Jack’s technical practice extends what we can do on the data side. He uses AI-supported tools to analyze market activity at a finer grain than traditional comp analysis allows, and to surface qualified buyer signals earlier in a listing cycle. Three U.S. patents in real estate technology reflect a long-running interest in how the industry’s data infrastructure actually moves transactions. That work doesn’t replace judgment, but it sharpens it.

FOR BUYERS

Information, judgment, and pushback when it matters.

Buyer representation comes down to giving clients accurate information about the markets they’re considering. What listings are actually worth versus what they’re asking. How offers in this submarket tend to be structured, and what terms matter most when competition is real. Which neighborhoods make sense at a client’s price point and which ones require stretching or compromising in ways the client may not have thought through.

We push back when a client is about to make a move we think is wrong. Politely, with reasoning, but we push. That includes telling buyers to walk away from properties they’re emotionally attached to when the math doesn’t work, and telling them to be more aggressive on properties they’re underestimating. The trust that builds takes time to develop, but in our experience it’s what separates a working agent relationship from a transactional one.

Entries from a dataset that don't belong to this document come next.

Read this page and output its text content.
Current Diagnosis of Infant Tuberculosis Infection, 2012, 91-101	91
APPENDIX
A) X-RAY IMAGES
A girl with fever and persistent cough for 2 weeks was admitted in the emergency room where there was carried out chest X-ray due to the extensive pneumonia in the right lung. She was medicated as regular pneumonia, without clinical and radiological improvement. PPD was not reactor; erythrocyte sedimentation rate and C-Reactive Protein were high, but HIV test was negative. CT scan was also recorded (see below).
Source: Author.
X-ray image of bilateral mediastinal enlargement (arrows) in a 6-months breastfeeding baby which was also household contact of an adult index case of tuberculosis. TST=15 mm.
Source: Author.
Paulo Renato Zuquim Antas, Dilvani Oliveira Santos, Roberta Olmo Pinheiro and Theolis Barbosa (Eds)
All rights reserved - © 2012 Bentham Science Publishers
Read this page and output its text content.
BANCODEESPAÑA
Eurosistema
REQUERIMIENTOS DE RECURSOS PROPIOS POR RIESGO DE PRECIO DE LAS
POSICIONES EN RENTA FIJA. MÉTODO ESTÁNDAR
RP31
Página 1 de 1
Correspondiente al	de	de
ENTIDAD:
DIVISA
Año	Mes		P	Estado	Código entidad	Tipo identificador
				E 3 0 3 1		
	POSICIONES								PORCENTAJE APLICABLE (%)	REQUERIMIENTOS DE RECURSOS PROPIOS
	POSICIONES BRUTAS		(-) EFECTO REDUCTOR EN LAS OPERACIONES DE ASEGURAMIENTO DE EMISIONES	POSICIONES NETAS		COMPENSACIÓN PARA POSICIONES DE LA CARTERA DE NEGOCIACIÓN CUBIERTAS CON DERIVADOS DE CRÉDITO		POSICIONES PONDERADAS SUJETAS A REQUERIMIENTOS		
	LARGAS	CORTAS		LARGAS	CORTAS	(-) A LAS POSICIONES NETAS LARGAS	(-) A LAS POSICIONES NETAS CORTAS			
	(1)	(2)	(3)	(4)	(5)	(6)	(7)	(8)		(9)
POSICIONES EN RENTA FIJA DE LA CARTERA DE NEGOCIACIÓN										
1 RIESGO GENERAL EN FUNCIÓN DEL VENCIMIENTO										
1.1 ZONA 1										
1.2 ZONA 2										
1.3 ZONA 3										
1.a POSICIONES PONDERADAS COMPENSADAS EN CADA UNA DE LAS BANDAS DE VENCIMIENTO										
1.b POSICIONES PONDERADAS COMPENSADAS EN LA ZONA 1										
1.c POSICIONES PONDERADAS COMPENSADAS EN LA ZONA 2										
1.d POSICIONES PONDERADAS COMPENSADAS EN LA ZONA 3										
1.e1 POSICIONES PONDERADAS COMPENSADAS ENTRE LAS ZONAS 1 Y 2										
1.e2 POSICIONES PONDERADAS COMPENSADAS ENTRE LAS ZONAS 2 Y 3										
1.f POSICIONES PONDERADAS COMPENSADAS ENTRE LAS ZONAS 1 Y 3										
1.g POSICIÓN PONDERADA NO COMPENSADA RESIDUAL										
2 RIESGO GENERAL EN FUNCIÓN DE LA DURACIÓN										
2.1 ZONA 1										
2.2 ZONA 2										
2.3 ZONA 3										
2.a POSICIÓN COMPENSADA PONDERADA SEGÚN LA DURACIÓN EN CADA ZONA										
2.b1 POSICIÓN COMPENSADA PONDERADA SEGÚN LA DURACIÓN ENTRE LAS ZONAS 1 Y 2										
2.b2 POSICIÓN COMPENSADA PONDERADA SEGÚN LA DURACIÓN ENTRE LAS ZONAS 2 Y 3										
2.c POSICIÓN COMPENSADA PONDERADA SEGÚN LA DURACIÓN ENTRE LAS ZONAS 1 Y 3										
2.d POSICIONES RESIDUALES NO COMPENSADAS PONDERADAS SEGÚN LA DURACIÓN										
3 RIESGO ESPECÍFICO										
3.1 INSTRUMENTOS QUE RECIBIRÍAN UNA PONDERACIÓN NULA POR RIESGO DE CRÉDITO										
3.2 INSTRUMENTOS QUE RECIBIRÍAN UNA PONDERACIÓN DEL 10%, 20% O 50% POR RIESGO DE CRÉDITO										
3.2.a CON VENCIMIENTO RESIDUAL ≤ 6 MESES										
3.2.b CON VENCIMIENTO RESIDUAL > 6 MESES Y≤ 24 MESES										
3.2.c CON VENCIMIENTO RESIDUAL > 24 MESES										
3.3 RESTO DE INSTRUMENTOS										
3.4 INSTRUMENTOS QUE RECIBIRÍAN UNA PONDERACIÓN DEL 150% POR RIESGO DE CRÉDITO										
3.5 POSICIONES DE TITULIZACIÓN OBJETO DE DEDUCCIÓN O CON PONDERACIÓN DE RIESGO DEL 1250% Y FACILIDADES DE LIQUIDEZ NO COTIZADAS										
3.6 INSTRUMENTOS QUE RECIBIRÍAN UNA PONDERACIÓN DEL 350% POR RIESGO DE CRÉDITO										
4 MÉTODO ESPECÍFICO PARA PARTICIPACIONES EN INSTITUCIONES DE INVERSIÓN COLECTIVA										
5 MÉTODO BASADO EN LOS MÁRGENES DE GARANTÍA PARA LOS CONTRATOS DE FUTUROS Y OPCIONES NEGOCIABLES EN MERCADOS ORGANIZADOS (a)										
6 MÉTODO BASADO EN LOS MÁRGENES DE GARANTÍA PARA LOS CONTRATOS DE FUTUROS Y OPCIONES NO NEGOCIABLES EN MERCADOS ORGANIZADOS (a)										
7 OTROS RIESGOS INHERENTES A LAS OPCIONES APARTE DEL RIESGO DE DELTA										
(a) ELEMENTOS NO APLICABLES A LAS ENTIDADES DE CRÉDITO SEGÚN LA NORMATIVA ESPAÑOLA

Karen’s three decades of practice on the Westside and in Beverly Hills, combined with Jack’s working knowledge of the Valley and the broader Los Angeles market, mean buyers get genuine geographic depth rather than one agent stretched across markets they only know in passing. When a client’s search crosses multiple submarkets, we route the conversation to whichever of us has the stronger working knowledge of that specific area.

NEGOTIATION AND CLOSING

The two phases that matter most.

Two parts of a transaction matter more to outcomes than most clients expect when they first start the process: how the negotiation is run, and how the inspection period is managed.

In negotiation, we bring a disciplined approach developed across decades of representations at price points from first purchases to high-end estates. That means structuring terms that hold under pressure, recognizing when to push and when to accept, and protecting our client’s positioning without burning the working relationship with the other side. The other agent is usually someone we’ll work across the table from again. We don’t waste that.

Inspection period management is where deals quietly fall apart when nobody’s paying attention. Issues surface and they always do, and the question becomes which ones are material, which are cosmetic, which are negotiable, and which are best left alone. We work directly with inspectors, contractors, and the other side to make that assessment in real time. The goal is keeping a sound transaction moving toward closing rather than letting it derail over items that can be resolved.

Across both phases, the working principle is the same. Protect our client’s position without losing the deal to friction that didn’t need to be there.